Stepchild adoption possible despite surrogacy

www.lto.de
15 December 2023

Surrogacy is prohibited in Germany. Nevertheless, the Higher Regional Court of Frankfurt am Main allowed a German couple to adopt a stepchild born abroad to a surrogate mother.

 

The Higher Regional Court (OLG) of Frankfurt am Main has ruled that the stepchild adoption of a child born abroad to a surrogate mother is possible despite the ban on surrogacy in Germany (decision of December 14, 2023, case number 2 UF 33/23). With this ruling, a German couple can proceed with the corresponding stepchild adoption.

The background to the case was the German couple's previously unfulfilled desire to have children. They had contacted a Ukrainian fertility clinic to arrange a surrogacy. With the help of an egg donation, a pregnancy was subsequently induced in a Ukrainian woman.

At the beginning of 2020, the husband had already acknowledged paternity of the child born to the surrogate mother in Ukraine. In the summer of 2020, the German couple took in the child, and now the wife wanted to adopt the child to legally secure her position.

Surrogate mother never wanted to take in child

As part of the lengthy adoption proceedings, the Higher Regional Court (OLG) had to examine the implications of the ban on surrogacy in Germany. Initially, the family court had rejected the adoption application. The couple appealed this decision and were now successful before the Higher Regional Court of Frankfurt am Main.

In its justification, the Higher Regional Court stated that the moral justification required for adoption can also be present in the case of a stepchild adoption. The decisive factor is, in particular, whether it is necessary for the child's best interests that the child also establish a legal parent-child relationship with the stepmother. According to the Higher Regional Court, this requires that the child is raised without complaint in the household of both intended parents and knows them as its social parents. The family court had previously denied this.

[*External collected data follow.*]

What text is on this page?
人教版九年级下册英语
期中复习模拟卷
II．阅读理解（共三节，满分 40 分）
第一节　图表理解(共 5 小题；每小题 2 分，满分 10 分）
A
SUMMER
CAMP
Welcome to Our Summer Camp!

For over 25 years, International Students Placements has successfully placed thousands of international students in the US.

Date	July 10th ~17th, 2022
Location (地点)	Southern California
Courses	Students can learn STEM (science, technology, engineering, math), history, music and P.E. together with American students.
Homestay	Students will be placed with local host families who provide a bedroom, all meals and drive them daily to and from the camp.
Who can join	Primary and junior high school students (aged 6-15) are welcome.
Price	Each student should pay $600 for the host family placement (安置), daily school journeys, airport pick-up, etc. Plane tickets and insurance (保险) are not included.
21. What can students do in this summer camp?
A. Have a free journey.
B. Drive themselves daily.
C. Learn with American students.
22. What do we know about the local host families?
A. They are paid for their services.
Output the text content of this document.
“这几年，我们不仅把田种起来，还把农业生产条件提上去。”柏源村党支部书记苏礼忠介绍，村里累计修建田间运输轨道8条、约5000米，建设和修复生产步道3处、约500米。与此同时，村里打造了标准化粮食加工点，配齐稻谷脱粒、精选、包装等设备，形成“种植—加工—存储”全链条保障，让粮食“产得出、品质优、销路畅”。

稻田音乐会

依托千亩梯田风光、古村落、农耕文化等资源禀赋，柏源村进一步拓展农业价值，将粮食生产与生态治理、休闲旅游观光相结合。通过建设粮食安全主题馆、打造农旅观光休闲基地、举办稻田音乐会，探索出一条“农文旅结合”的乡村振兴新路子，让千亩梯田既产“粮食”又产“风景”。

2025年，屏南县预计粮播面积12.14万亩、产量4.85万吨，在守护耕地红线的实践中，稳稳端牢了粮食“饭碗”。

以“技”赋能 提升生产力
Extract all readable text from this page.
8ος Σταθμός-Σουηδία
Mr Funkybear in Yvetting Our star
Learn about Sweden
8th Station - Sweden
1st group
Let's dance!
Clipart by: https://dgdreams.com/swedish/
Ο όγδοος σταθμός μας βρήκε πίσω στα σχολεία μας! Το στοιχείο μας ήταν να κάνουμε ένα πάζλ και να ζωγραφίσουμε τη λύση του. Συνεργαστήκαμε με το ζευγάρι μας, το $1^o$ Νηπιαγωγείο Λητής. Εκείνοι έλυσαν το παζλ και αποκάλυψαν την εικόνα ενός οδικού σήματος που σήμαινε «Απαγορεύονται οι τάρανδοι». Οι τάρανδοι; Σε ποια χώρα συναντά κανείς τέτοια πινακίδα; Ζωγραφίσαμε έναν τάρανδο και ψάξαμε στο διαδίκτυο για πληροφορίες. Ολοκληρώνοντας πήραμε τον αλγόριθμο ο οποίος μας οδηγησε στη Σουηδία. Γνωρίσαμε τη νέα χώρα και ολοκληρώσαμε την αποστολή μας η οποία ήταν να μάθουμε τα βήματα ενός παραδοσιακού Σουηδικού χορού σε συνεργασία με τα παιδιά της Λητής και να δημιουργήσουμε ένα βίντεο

In the present surrogacy case, the Higher Regional Court particularly considered the fact that the surrogate mother never wanted to take the child into her home and, after the birth, gave the consent required by German law for the adoption. Consequently, the child was dependent on the intended parents; she had no one else.

Stepmother is interested in being legally protected

According to the Higher Regional Court, the stepmother must also be legally recognized as the mother so that the child's placement can be determined according to the child's best interests, for example, in the event of separation from the father or after his death—as is common with two legal parents. In the event of a separation, the decisive factor for legal parents is who has the closer bond with the child. In the specific case of the plaintiff spouses, the child would otherwise automatically have to remain with the sole legal parent, namely the father. Legal protection for such a case is in the stepmother's best interest.

From the Higher Regional Court's perspective, however, it is not decisive for the legal assessment whether the stepmother is genetically related to the child through egg donation. From the child's perspective, the sole determining factor for the bond with the stepmother is the social role she has held for years as a mother.

It is also irrelevant whether the legal father is also the child's genetic father, because paternity law cannot distinguish between "merely" legal paternity and paternity solidified by a biological bond. Therefore, it is not necessary to examine separately whether the paternity legally recognized abroad was based on sperm donation from the father.